Дафин был так потрясен и оскорблен, что даже не ахнул. Он лишь зажмурился и, сгорая от стыда, повернулся на бок, спиной к вору. Ни словом, ни намеком он не дал понять, что все знает, но с тех пор стыдился смотреть в глаза Стефану, говорить с ним. Ему совестно было от одного вида своего соседа, от его наглого спокойствия, от всех его поступков.
И вот теперь товарищи точно так же стыдились и избегали его, Дафина.
Сердце разрывалось при мысли об этом.
«Чем я заслужил это?» — думал он.
Впрочем, это не было для него загадкой. Он знал, что виной всему — его слабость.
Проклятое, ненавистное малодушие! Дафин был уверен, что родился таким, и, возможно, был прав. Он всегда невольно съеживался, когда кто-нибудь повышал голос, всегда уступал дорогу, а если на него замахивались, терял присутствие духа. Сила и грубость пугали его. Он ненавидел свою слабость и трусость и скрывал их, считая страшнейшим позором. Ни разу в жизни он не совершил смелого, мужественного поступка, и это тоже приводило его в отчаяние. Единственным утешением было то, что никто не догадывался о его малодушии. Все считали его застенчивым, мягким и воспитанным юношей, но вовсе не трусом.
А теперь все открылось, люди увидели его истинное лицо. Особенно стыдно и больно было сознавать, что этими людьми оказались его же товарищи.
«Не все рождаются сильными, — думал он. — Но некоторые, родившись слабыми, преодолевают свою слабость».
Он прочел немало книг и находил в них кое-что созвучное себе. Он хорошо знал, что есть силы более властные, чем страх и слабость. Сознание может победить страх. Любовь сильнее страха, сильнее всего на свете. Вера тоже может победить страх и поднять человека до вершин могущества.
У него было все — и сознание, и вера, и любовь. И все же он не мог справиться со своей слабостью. Может быть, для этого просто не представлялся удобный случай? Нет, таких случаев было много! Но лишь однажды в жизни он показал себя сильным. Только однажды!
Когда он кончал гимназию, ему накануне Первого мая поручили разбросать в своем квартале листовки. Он был не один — его познакомили с гимназисткой, которая должна была помочь ему в этом опасном деле.
Дафин встретился с девушкой около полуночи. Как было условлено, он взял ее под руку, чтобы встречные шпики и полицейские могли принять их за влюбленную парочку. Сердце у него замирало, душа уходила в пятки, ему казалось, что за каждым углом притаилась засада, что каждый прохожий — полицейский агент. Вот сейчас, за следующим поворотом, их остановят, обыщут, поведут в участок…

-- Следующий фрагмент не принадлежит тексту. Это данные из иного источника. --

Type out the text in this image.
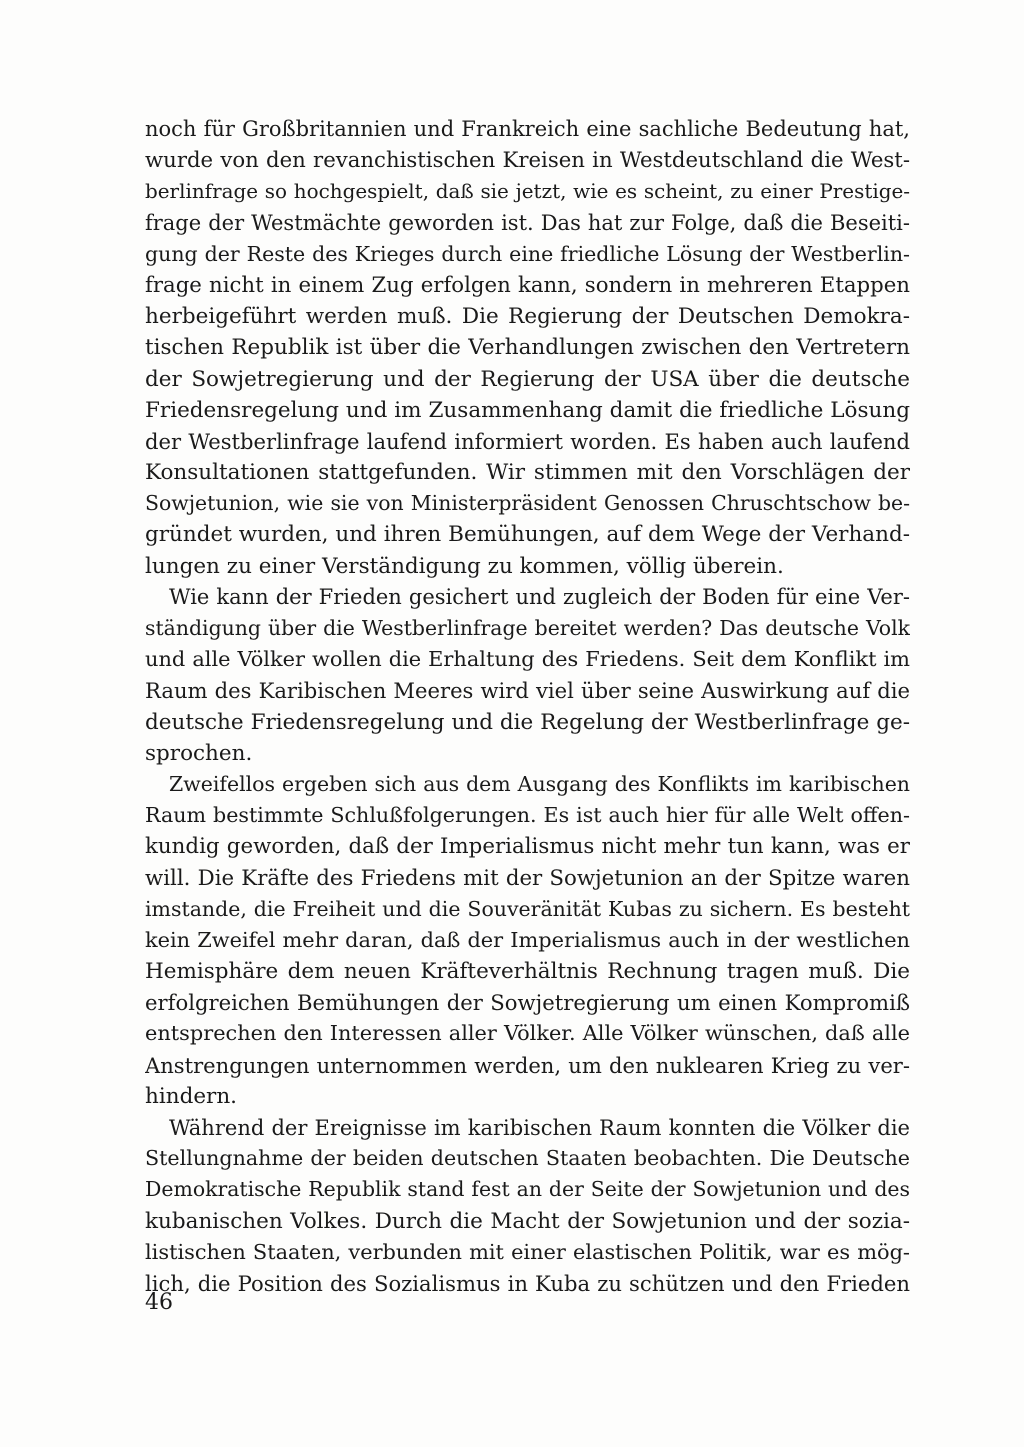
noch für Großbritannien und Frankreich eine sachliche Bedeutung hat,
wurde von den revanchistischen Kreisen in Westdeutschland die West-
berlinfrage so hochgespielt, daß sie jetzt, wie es scheint, zu einer Prestige-
frage der Westmächte geworden ist. Das hat zur Folge, daß die Beseiti-
gung der Reste des Krieges durch eine friedliche Lösung der Westberlin-
frage nicht in einem Zug erfolgen kann, sondern in mehreren Etappen
herbeigeführt werden muß. Die Regierung der Deutschen Demokra-
tischen Republik ist über die Verhandlungen zwischen den Vertretern
der Sowjetregierung und der Regierung der USA über die deutsche
Friedensregelung und im Zusammenhang damit die friedliche Lösung
der Westberlinfrage laufend informiert worden. Es haben auch laufend
Konsultationen stattgefunden. Wir stimmen mit den Vorschlägen der
Sowjetunion, wie sie von Ministerpräsident Genossen Chruschtschow be-
gründet wurden, und ihren Bemühungen, auf dem Wege der Verhand-
lungen zu einer Verständigung zu kommen, völlig überein.
Wie kann der Frieden gesichert und zugleich der Boden für eine Ver-
ständigung über die Westberlinfrage bereitet werden? Das deutsche Volk
und alle Völker wollen die Erhaltung des Friedens. Seit dem Konflikt im
Raum des Karibischen Meeres wird viel über seine Auswirkung auf die
deutsche Friedensregelung und die Regelung der Westberlinfrage ge-
sprochen.
Zweifellos ergeben sich aus dem Ausgang des Konflikts im karibischen
Raum bestimmte Schlußfolgerungen. Es ist auch hier für alle Welt offen-
kundig geworden, daß der Imperialismus nicht mehr tun kann, was er
will. Die Kräfte des Friedens mit der Sowjetunion an der Spitze waren
imstande, die Freiheit und die Souveränität Kubas zu sichern. Es besteht
kein Zweifel mehr daran, daß der Imperialismus auch in der westlichen
Hemisphäre dem neuen Kräfteverhältnis Rechnung tragen muß. Die
erfolgreichen Bemühungen der Sowjetregierung um einen Kompromiß
entsprechen den Interessen aller Völker. Alle Völker wünschen, daß alle
Anstrengungen unternommen werden, um den nuklearen Krieg zu ver-
hindern.
Während der Ereignisse im karibischen Raum konnten die Völker die
Stellungnahme der beiden deutschen Staaten beobachten. Die Deutsche
Demokratische Republik stand fest an der Seite der Sowjetunion und des
kubanischen Volkes. Durch die Macht der Sowjetunion und der sozia-
listischen Staaten, verbunden mit einer elastischen Politik, war es mög-
lich, die Position des Sozialismus in Kuba zu schützen und den Frieden
46
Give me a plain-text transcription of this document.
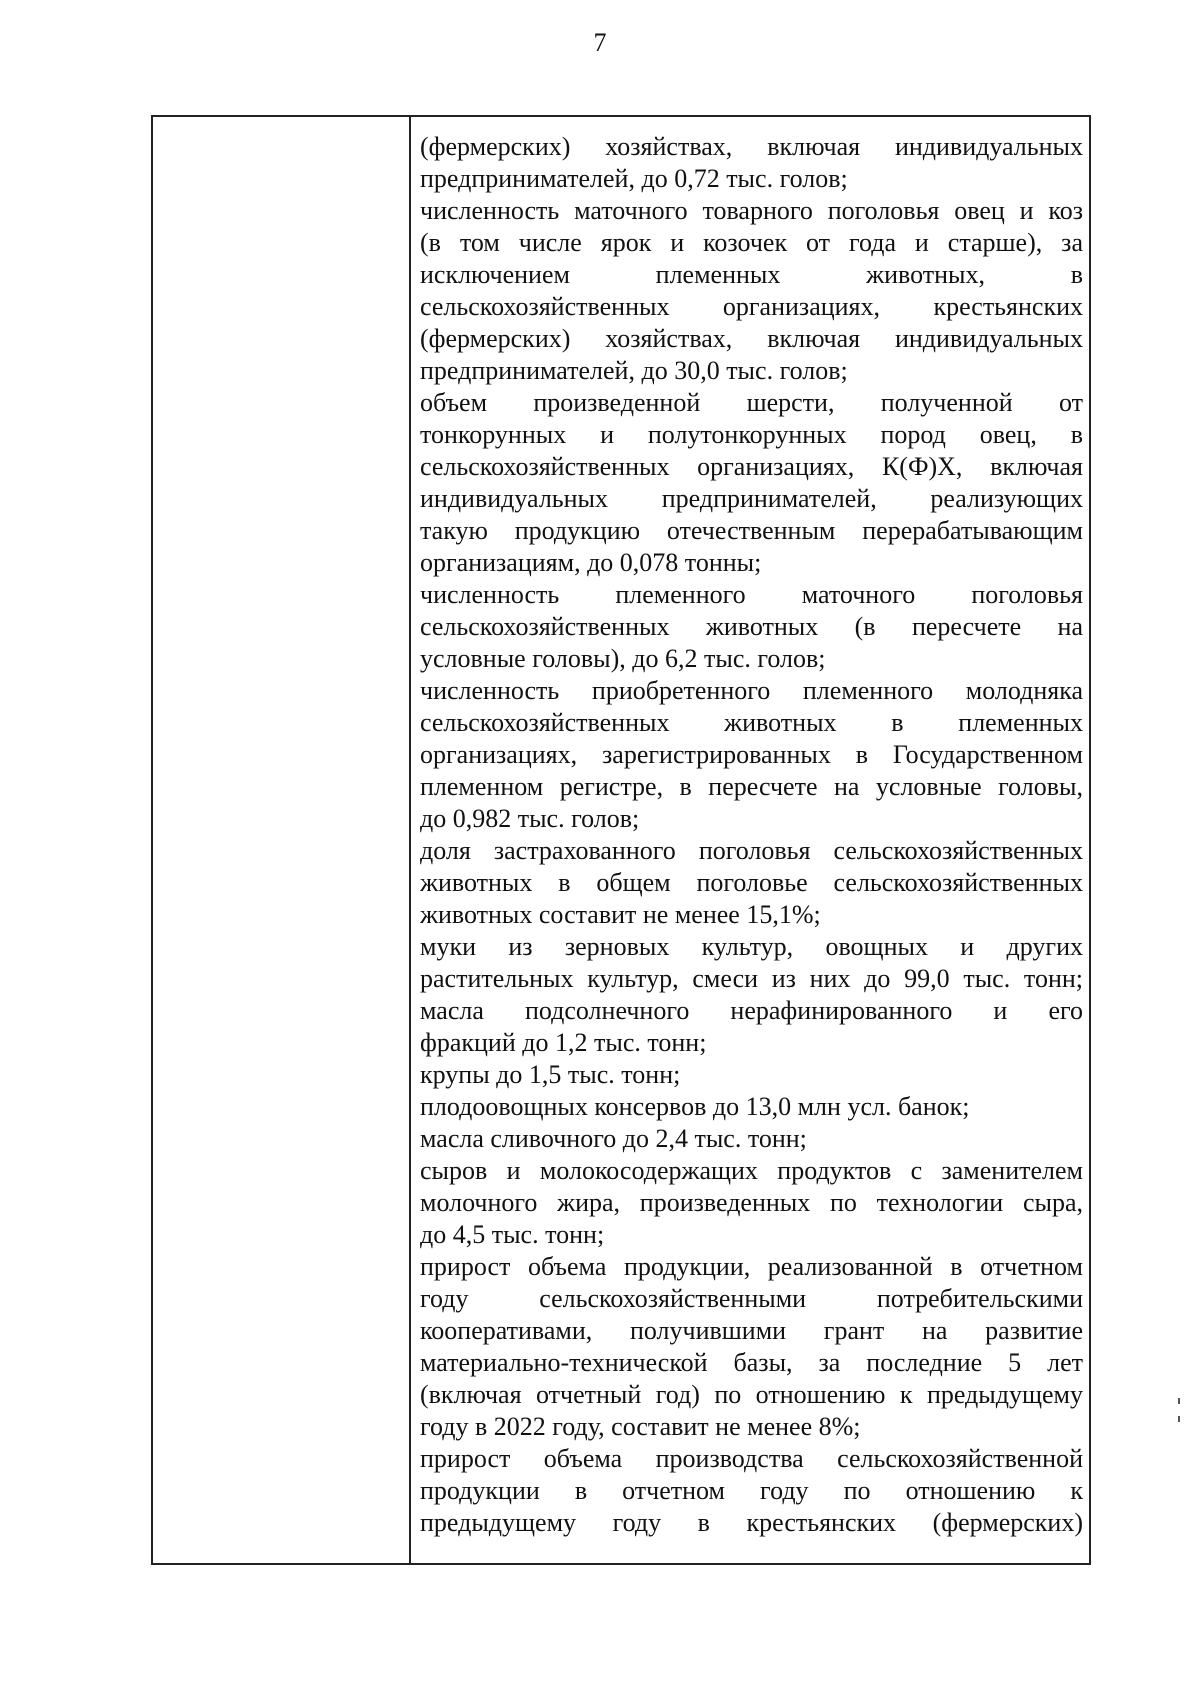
7
(фермерских) хозяйствах, включая индивидуальных
предпринимателей, до 0,72 тыс. голов;
численность маточного товарного поголовья овец и коз
(в том числе ярок и козочек от года и старше), за
исключением племенных животных, в
сельскохозяйственных организациях, крестьянских
(фермерских) хозяйствах, включая индивидуальных
предпринимателей, до 30,0 тыс. голов;
объем произведенной шерсти, полученной от
тонкорунных и полутонкорунных пород овец, в
сельскохозяйственных организациях, К(Ф)Х, включая
индивидуальных предпринимателей, реализующих
такую продукцию отечественным перерабатывающим
организациям, до 0,078 тонны;
численность племенного маточного поголовья
сельскохозяйственных животных (в пересчете на
условные головы), до 6,2 тыс. голов;
численность приобретенного племенного молодняка
сельскохозяйственных животных в племенных
организациях, зарегистрированных в Государственном
племенном регистре, в пересчете на условные головы,
до 0,982 тыс. голов;
доля застрахованного поголовья сельскохозяйственных
животных в общем поголовье сельскохозяйственных
животных составит не менее 15,1%;
муки из зерновых культур, овощных и других
растительных культур, смеси из них до 99,0 тыс. тонн;
масла подсолнечного нерафинированного и его
фракций до 1,2 тыс. тонн;
крупы до 1,5 тыс. тонн;
плодоовощных консервов до 13,0 млн усл. банок;
масла сливочного до 2,4 тыс. тонн;
сыров и молокосодержащих продуктов с заменителем
молочного жира, произведенных по технологии сыра,
до 4,5 тыс. тонн;
прирост объема продукции, реализованной в отчетном
году сельскохозяйственными потребительскими
кооперативами, получившими грант на развитие
материально-технической базы, за последние 5 лет
(включая отчетный год) по отношению к предыдущему
году в 2022 году, составит не менее 8%;
прирост объема производства сельскохозяйственной
продукции в отчетном году по отношению к
предыдущему году в крестьянских (фермерских)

Дрожащей рукой он бросал листовки за заборы домов, опускал в почтовые ящики, и лицо у него, наверное, было бледнее поднявшейся в небе луны.
А девушка спокойно, как ни в чем ни бывало, шла рядом.
Дафин поглядел на нее. Лицо у нее было оживленное, немного лукавое, задорные огоньки сверкали в глазах.
Что-то больно кольнуло его в сердце. Что же это такое? Он дрожит от страха, а девушка весела, радостна, горда тем, что ей доверили такое опасное дело! Неужели она настолько сильнее? Или, может быть, просто не сознает всей опасности?
На минуту он даже забыл про свои страхи и стал осторожно присматриваться к ней. Это была хрупкая девушка, с умным остреньким лицом, зеленоглазая, шустрая, симпатичная, с узкими плечиками и худыми мальчишескими ножками. Ее взгляд искрился весельем и жизнерадостностью — неразлучными спутниками сильного человека. Каково ей будет, если попадет в участок? Ничего нет страшнее для девушки, чем попасть в логово к зверям!
«Тебе совсем не страшно, правда?» — вдруг спросила она.
«Мне? — воскликнул он. — Что за глупости!»
В то же время волна жгучего стыда обдала его, как кипящей водой. Пусть случится все, что угодно, лишь бы она не догадалась о его состоянии! Все, только не это!..
Он поднял голову, шаг его стал тверже, глаза заблестели. Рука уже не дрожала, когда он разбрасывал листовки, а при встрече с прохожими он не съеживался.
Наконец-то, наконец он освободился от страха!
«Значит, страх можно побороть, — размышлял он. — Так или иначе, но можно. Чувство стыда сильнее страха, важно только, чтобы оно победило!»
— Бери весло, товарищ!..
Дафин вздрогнул. Он понял, что слова относятся к нему, и почувствовал в них скрытую насмешку.
«Товарищ…»
Он встал и занял освободившееся на скамейке место. На другом краю сидел Ставрос.